11. Last year, a small group of environmentally-oriented people, including myself, formed the Bruny Island Environment Network to co-ordinate the wide range of environmental activity occurring in Bruny’s forests, fields and waters.

12. Interestingly, not all bird species make this mistake. By coincidence, I was reading the March 2009 issue of Wingspan, the magazine of “Birds Australia,” which included an article about European Magpies able to recognize themselves in the mirror and peck off spots of paint placed on their bellies by researchers (p. 43). These magpies join other non-humans (including great apes, elephants, and dolphins) that have been shown to have self-recognition.

13. Andrews, P., 2006. Back from the Brink: How Australia’s Landscape Can be Saved, p. 128 (Sydney: ABC Books).

14. I’ve also been influenced by the ongoing struggle our local Killora Coastcare Group faces with controlling boneseed (Chrysanthemoides monilifera), an invasive shrub. Entire coastal hillsides have such dense boneseed cover that no other species can grow.

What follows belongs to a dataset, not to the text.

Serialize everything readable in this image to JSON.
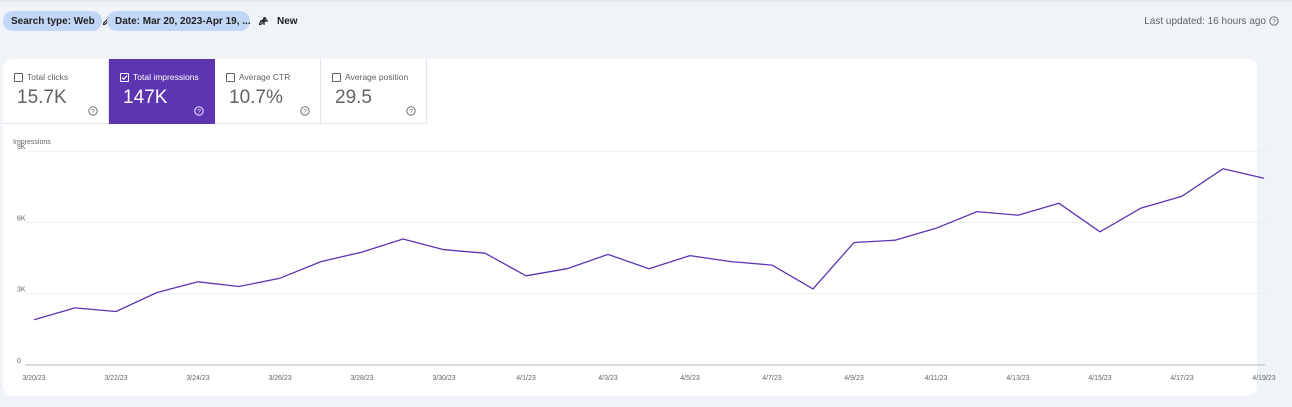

15. See my Third and Fifth Letters from Far South (EAP, 20, 2; 22, 1) for accounts of doing Goethean science—an intensive sensory and intuitive investigation of local natural phenomena.

16. Shapiro op. cit., p. 227.

17. Shapiro op.cit., pp. 232–33.

18. Shapiro op.cit., p. 226

19. Particularly with regard to generating our own power—see my Fourth Letter from Far South (EAP, 21, 1), 1–3.